Basic Examples

Note

The molecules displayed are interactive renderings.

Creating Building Blocks

There are a number of ways to create BuildingBlock molecules, but the two most common ways are direct creation through SMILES strings and loading them from molecule structure files.

import stk

bb1 = stk.BuildingBlock('NCCCN')
bb2 = stk.BuildingBlock.init_from_file('path/to/file.mol')

Look at the documentation of BuildingBlock to see other available initialization methods. They are easy to find, as they all begin with init.

Specifying Multiple Functional Groups

When you create a BuildingBlock, you also need to specify which atoms are modified during construction of a ConstructedMolecule. This is achieved by providing the BuildingBlock with functional_group instances. To save you the pain of creating function groups one by one, you can use a functional_group_factory. If you have a building block with bromo groups, and you want the bromo groups to be modified during construction, you would use a BromoFactory

import stk

bb = stk.BuildingBlock('BrCCCBr', [stk.BromoFactory()])

The bb, in the example above, would have two Bromo functional groups. Similarly, if you have a building block with aldehyde groups

bb2 = stk.BuildingBlock('O=CCCC=O', [stk.AldehydeFactory()])

In this example, bb2 will have two Aldehyde functional groups. Finally, if you have both aldehyde and bromo groups on a molecule, and you want both to be modified during construction, you would use both of the factories

bb3 = stk.BuildingBlock(
    smiles='O=CCCBr',
    functional_groups=[stk.AldehydeFactory(), stk.BromoFactory()],
)

In the example above, bb3 has one Bromo and one Aldehyde functional group.

Constructing Molecules

To construct molecules, you need to create a new ConstructedMolecule. The required input consists of a TopologyGraph, which, in turn, requires BuildingBlock instances.

import stk

# React the amine functional groups during construction.
bb1 = stk.BuildingBlock('NCCN', [stk.PrimaryAminoFactory()])
# React the aldehyde functional groups during construction.
bb2 = stk.BuildingBlock('O=CCCC=O', [stk.AldehydeFactory()])
# Build a polymer.
polymer = stk.ConstructedMolecule(
    topology_graph=stk.polymer.Linear(
        building_blocks=(bb1, bb2),
        repeating_unit='AB',
        num_repeating_units=4,
        optimizer=stk.Collapser(scale_steps=False),
    ),
)
# Build a longer polymer.
longer = stk.ConstructedMolecule(
    topology_graph=stk.polymer.Linear(
        building_blocks=(bb1, bb2),
        repeating_unit='AB',
        num_repeating_units=8,
        optimizer=stk.Collapser(scale_steps=False),
    ),
)

Each topology graph requires different input parameters. For example, organic cage topology graphs only require the BuildingBlock instances.

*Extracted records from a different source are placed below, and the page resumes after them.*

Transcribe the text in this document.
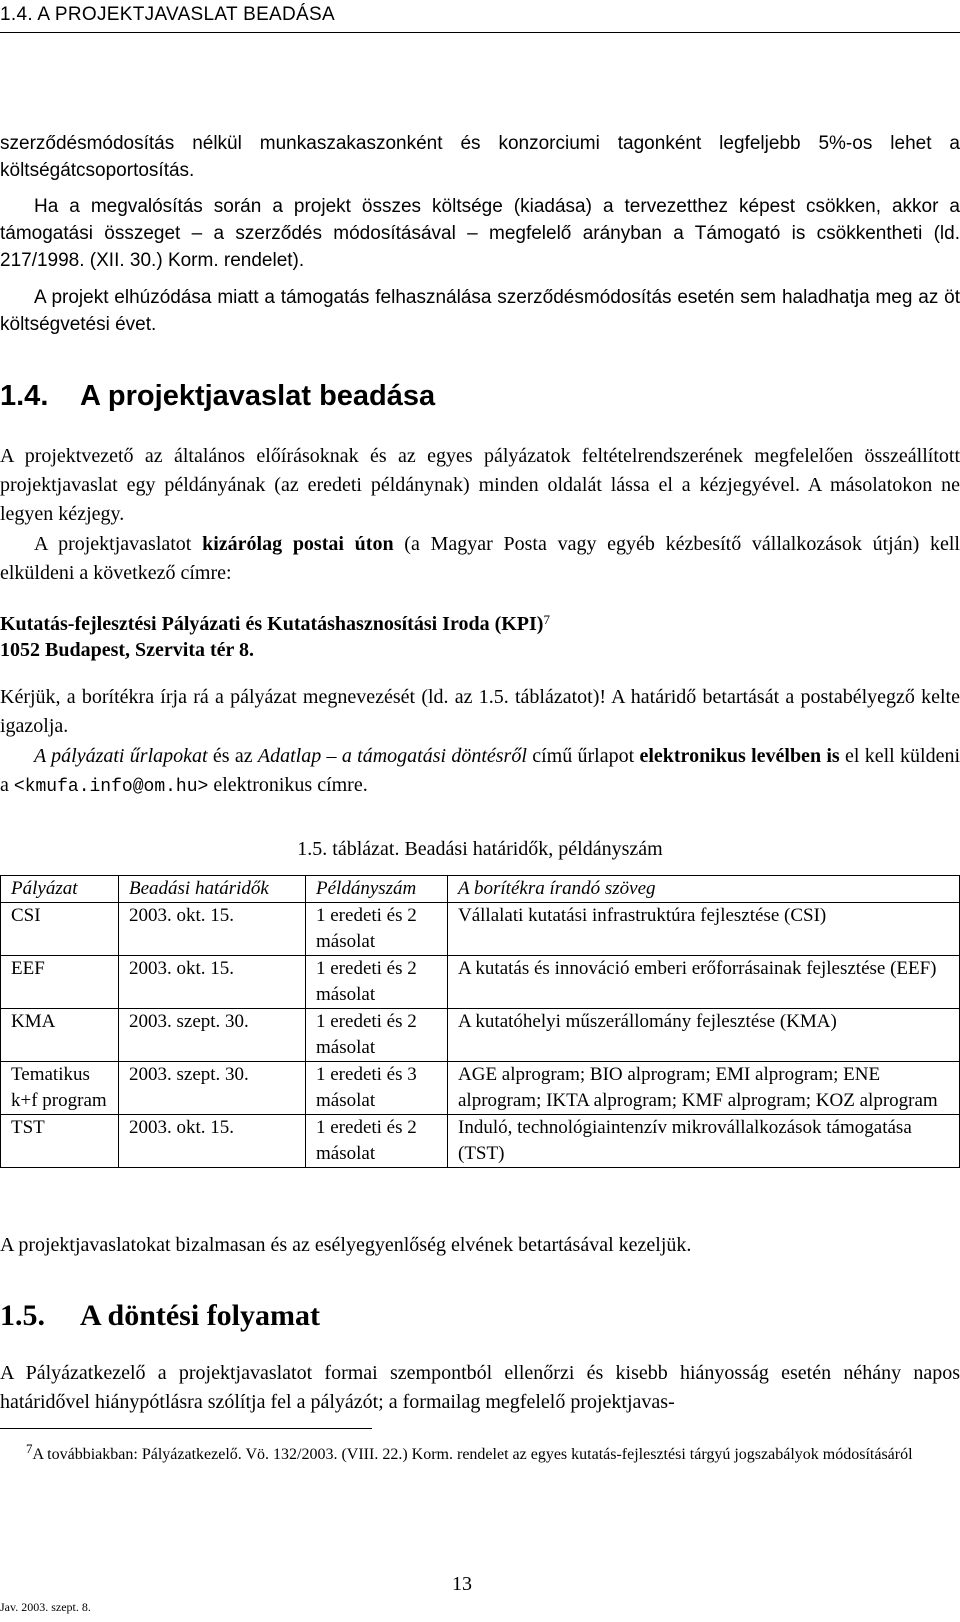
1.4. A PROJEKTJAVASLAT BEADÁSA
szerződésmódosítás nélkül munkaszakaszonként és konzorciumi tagonként legfeljebb 5%-os lehet a költségátcsoportosítás.
Ha a megvalósítás során a projekt összes költsége (kiadása) a tervezetthez képest csökken, akkor a támogatási összeget – a szerződés módosításával – megfelelő arányban a Támogató is csökkentheti (ld. 217/1998. (XII. 30.) Korm. rendelet).
A projekt elhúzódása miatt a támogatás felhasználása szerződésmódosítás esetén sem haladhatja meg az öt költségvetési évet.
1.4. A projektjavaslat beadása
A projektvezető az általános előírásoknak és az egyes pályázatok feltételrendszerének megfelelően összeállított projektjavaslat egy példányának (az eredeti példánynak) minden oldalát lássa el a kézjegyével. A másolatokon ne legyen kézjegy.
A projektjavaslatot kizárólag postai úton (a Magyar Posta vagy egyéb kézbesítő vállalkozások útján) kell elküldeni a következő címre:
Kutatás-fejlesztési Pályázati és Kutatáshasznosítási Iroda (KPI)$^7$
1052 Budapest, Szervita tér 8.
Kérjük, a borítékra írja rá a pályázat megnevezését (ld. az 1.5. táblázatot)! A határidő betartását a postabélyegző kelte igazolja.
A pályázati űrlapokat és az Adatlap – a támogatási döntésről című űrlapot elektronikus levélben is el kell küldeni a <kmufa.info@om.hu> elektronikus címre.
1.5. táblázat. Beadási határidők, példányszám
Pályázat	Beadási határidők	Példányszám	A borítékra írandó szöveg
CSI	2003. okt. 15.	1 eredeti és 2 másolat	Vállalati kutatási infrastruktúra fejlesztése (CSI)
EEF	2003. okt. 15.	1 eredeti és 2 másolat	A kutatás és innováció emberi erőforrásainak fejlesztése (EEF)
KMA	2003. szept. 30.	1 eredeti és 2 másolat	A kutatóhelyi műszerállomány fejlesztése (KMA)
Tematikus k+f program	2003. szept. 30.	1 eredeti és 3 másolat	AGE alprogram; BIO alprogram; EMI alprogram; ENE alprogram; IKTA alprogram; KMF alprogram; KOZ alprogram
TST	2003. okt. 15.	1 eredeti és 2 másolat	Induló, technológiaintenzív mikrovállalkozások támogatása (TST)
A projektjavaslatokat bizalmasan és az esélyegyenlőség elvének betartásával kezeljük.
1.5. A döntési folyamat
A Pályázatkezelő a projektjavaslatot formai szempontból ellenőrzi és kisebb hiányosság esetén néhány napos határidővel hiánypótlásra szólítja fel a pályázót; a formailag megfelelő projektjavas-
$^7$A továbbiakban: Pályázatkezelő. Vö. 132/2003. (VIII. 22.) Korm. rendelet az egyes kutatás-fejlesztési tárgyú jogszabályok módosításáról
Jav. 2003. szept. 8.
13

# The cage requires a building block with 3 functional groups.
cage_bb2 = stk.BuildingBlock(
    smiles='O=CC(C=O)CC=O',
    functional_groups=[stk.AldehydeFactory()],
)
cage = stk.ConstructedMolecule(
    topology_graph=stk.cage.FourPlusSix((bb1, cage_bb2)),
)

Note that this structure is far from ideal, the next example shows how to make one with shorter bond lengths!

Read the documentation for each kind of TopologyGraph, for more examples on how to initialize it, and to see what optional parameters you have available.

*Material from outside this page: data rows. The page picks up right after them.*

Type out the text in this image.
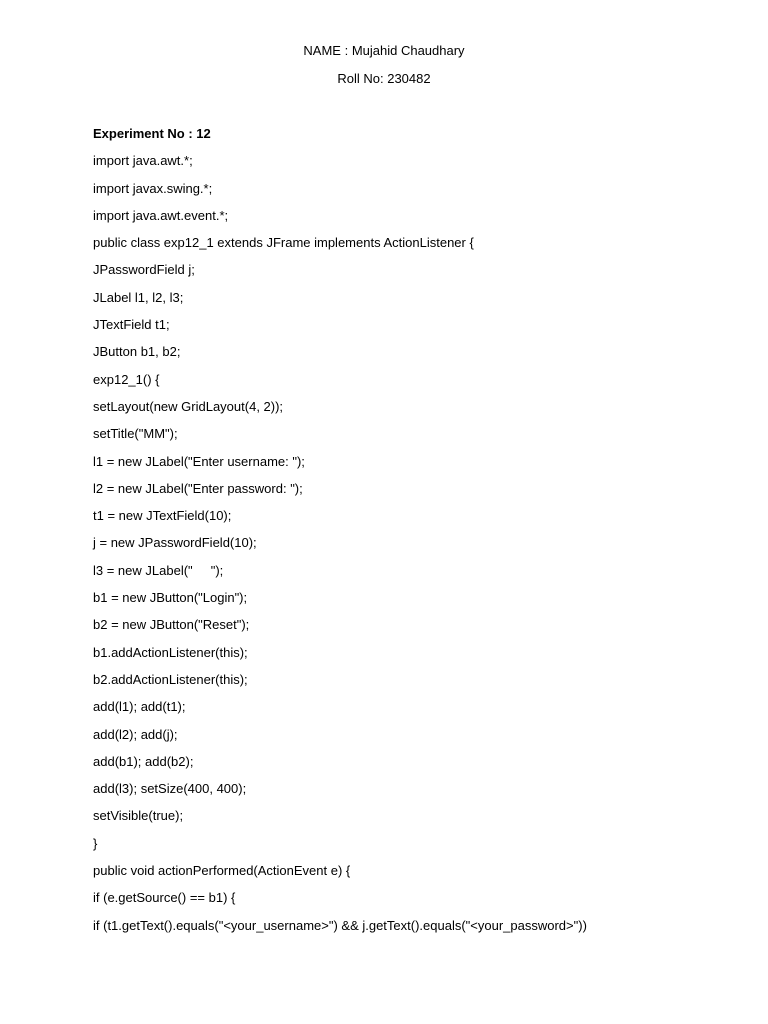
NAME : Mujahid Chaudhary
Roll No: 230482
Experiment No : 12
import java.awt.*;
import javax.swing.*;
import java.awt.event.*;
public class exp12_1 extends JFrame implements ActionListener {
JPasswordField j;
JLabel l1, l2, l3;
JTextField t1;
JButton b1, b2;
exp12_1() {
setLayout(new GridLayout(4, 2));
setTitle("MM");
l1 = new JLabel("Enter username: ");
l2 = new JLabel("Enter password: ");
t1 = new JTextField(10);
j = new JPasswordField(10);
l3 = new JLabel("     ");
b1 = new JButton("Login");
b2 = new JButton("Reset");
b1.addActionListener(this);
b2.addActionListener(this);
add(l1); add(t1);
add(l2); add(j);
add(b1); add(b2);
add(l3); setSize(400, 400);
setVisible(true);
}
public void actionPerformed(ActionEvent e) {
if (e.getSource() == b1) {
if (t1.getText().equals("<your_username>") && j.getText().equals("<your_password>"))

Using Built-in Optimizers During Construction

All TopologyGraph instances take an optimizer argument, which provides efficient optimization of stk structures from their expanded form. No optimization will be performed with the NullOptimizer.

Collapser performs rigid translations of the building blocks toward the centroid of the ConstructedMolecule until steric clashes occur.

import stk

bb1 = stk.BuildingBlock('NCCN', [stk.PrimaryAminoFactory()])
bb2 = stk.BuildingBlock('O=CCCC=O', [stk.AldehydeFactory()])
polymer = stk.ConstructedMolecule(
    topology_graph=stk.polymer.Linear(
        building_blocks=(bb1, bb2),
        repeating_unit='AB',
        num_repeating_units=3,
        optimizer=stk.Collapser(scale_steps=False),
    ),
)

Similarly, MCHammer performs rigid translations of the building blocks either toward the centroid of the ConstructedMolecule or along the bonds formed during construction following a Metropolis Monte Carlo algorithm with simplified potential energy terms for the long bonds and nonbonded interactions.

bb1 = stk.BuildingBlock('NCCN', [stk.PrimaryAminoFactory()])
bb2 = stk.BuildingBlock(
    smiles='O=CC(C=O)CC=O',
    functional_groups=[stk.AldehydeFactory()],
)
cage = stk.ConstructedMolecule(
    topology_graph=stk.cage.FourPlusSix(
        building_blocks=(bb1, bb2),
        optimizer=stk.MCHammer(),
    ),
)

See also

The Collapser and MCHammer optimizers use the algorithms from https://github.com/andrewtarzia/MCHammer. stk returns the final molecule only but further visualisation of the full trajectory and properties can be performed using the MCHammer code explicitly. This is useful for determining optimal optimization parameters, for which safe options are provided by default in stk.

Using RDKit to Optimize Molecular Structures

Molecules used by stk can be structure optimized both before and after construction. One easy way to do is, is with the rdkit library. You can optimize any stk Molecule, such as a BuildingBlock

import stk
import rdkit.Chem.AllChem as rdkit

bb = stk.BuildingBlock('BrCCBr', [stk.BromoFactory()])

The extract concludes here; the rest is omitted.